I sit here, still in my PJS, dying to pee. but yet i come on to blog bc maddie is sleeping and this may be my only chance to vent all day! i really need this...so here we go.
I really HATE working from home with the baby. People will tell me its a great opportunity. and yes, it is. but more than that, i see it as me being terrible to both jobs.
This past month has been really rough. Maybe bc Maddie is becoming more active, needing more, or whatever, but i cant seem to function. I feel like my head is chopped off and im just running around, not getting anything done.
It would help if this kid would nap longer...but she doesnt. today, I put her down at 8:50a. I had time to microwave some food and pump from one boob. Then she was up. I wanted to cry. I had so much work to do....but alas, I had to get her, feed her boob, change her, feed her solids, then play with her till just now when i put her down for the next nap. I managed to do a bit of work in between then, but there are other things I need to do that require more of my attention. I really hate this.

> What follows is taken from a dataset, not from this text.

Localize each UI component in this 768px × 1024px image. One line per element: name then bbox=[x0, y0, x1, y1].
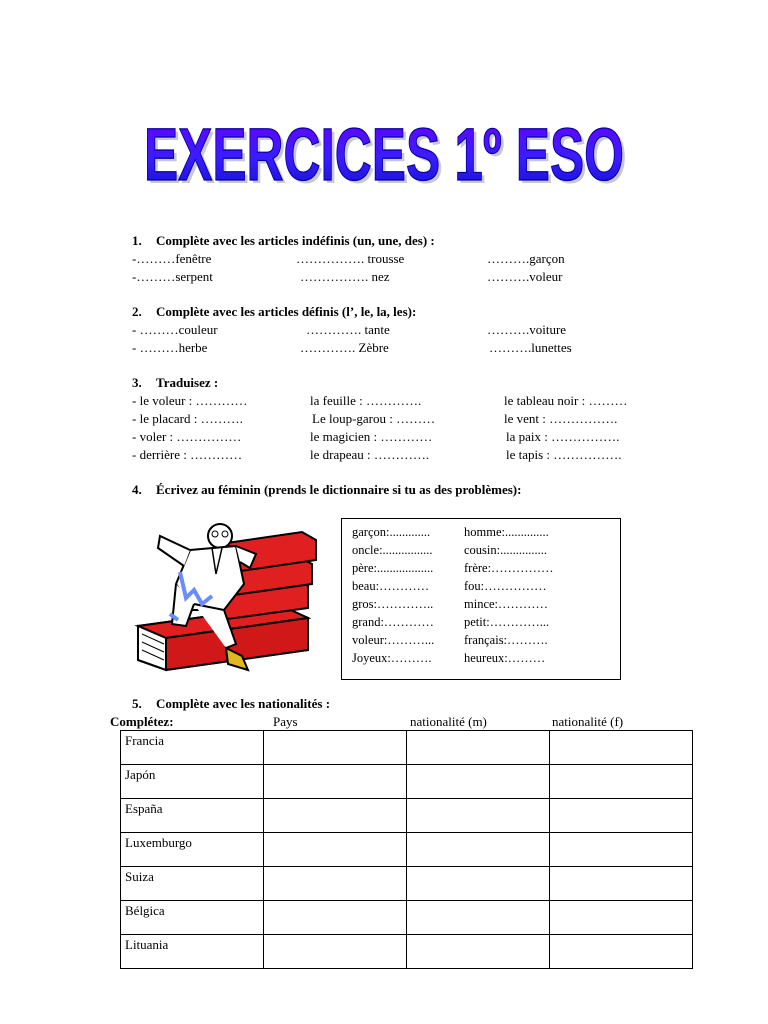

Right now, i could be doing so many things. Folding the laundry sitting in the laundry room, eating, pumping, working, emailing my personal emails, making maddie food. Which one do i choose?
I only have time to update a status facebook when i breastfeed bc there is nothing else for me to do. but i dont have time to scroll through all my friends updates so i feel really out of the loop.
i feel gross, sitting in my pjs right now. i should change. but eating comes first, bc i wont get another chance until much later. then pumping bc maddie needs her milk. then work. if she doesnt wake up by then.
today i must make maddie some chicken...so i need to roast then and put it into a soup and puree. i wish i had bought some jarred food. i also need to make banana bread bc maddie didnt finish 3 bananas and they are black as all hell now so i need to use them before they go to waste.
i have a ton of personal email to go through. you know, if i dont get to email my friends, its a BAD day. i am usually very responsive.
I have to pay off: oil bill ($1000+), half year tax bill ($2500+), home insurance ($1500+) and mortgage (you dont even want to know), by this week. ARGHHHHHHHHH! My checkbook has been out for days, but i havent had time to write the damn check.
I might be able to catch up on some stuff this weekend, only....I have a baby shower to go to on saturday. ARGHHHHHHHH!
I have some work expenses I need to submit, again, no time.
Heres what my bedroom looks like now. I HATE when it gets like this..all jumbled up. Too much stuff going on. When my house is messy, it tends to be that my life is messy as well.
Bills that needs to be paid, magazines i need to go through for work, checkbook out, receipt for work expenses.
babylegs i need to send to a friend, pumped milk that i have not yet refrigerated, dirty plate i need to throw away and yet more magazine stuff i need to do for work
ok...i took big chance in writing this. i really need to get moving now, before she wakes up again.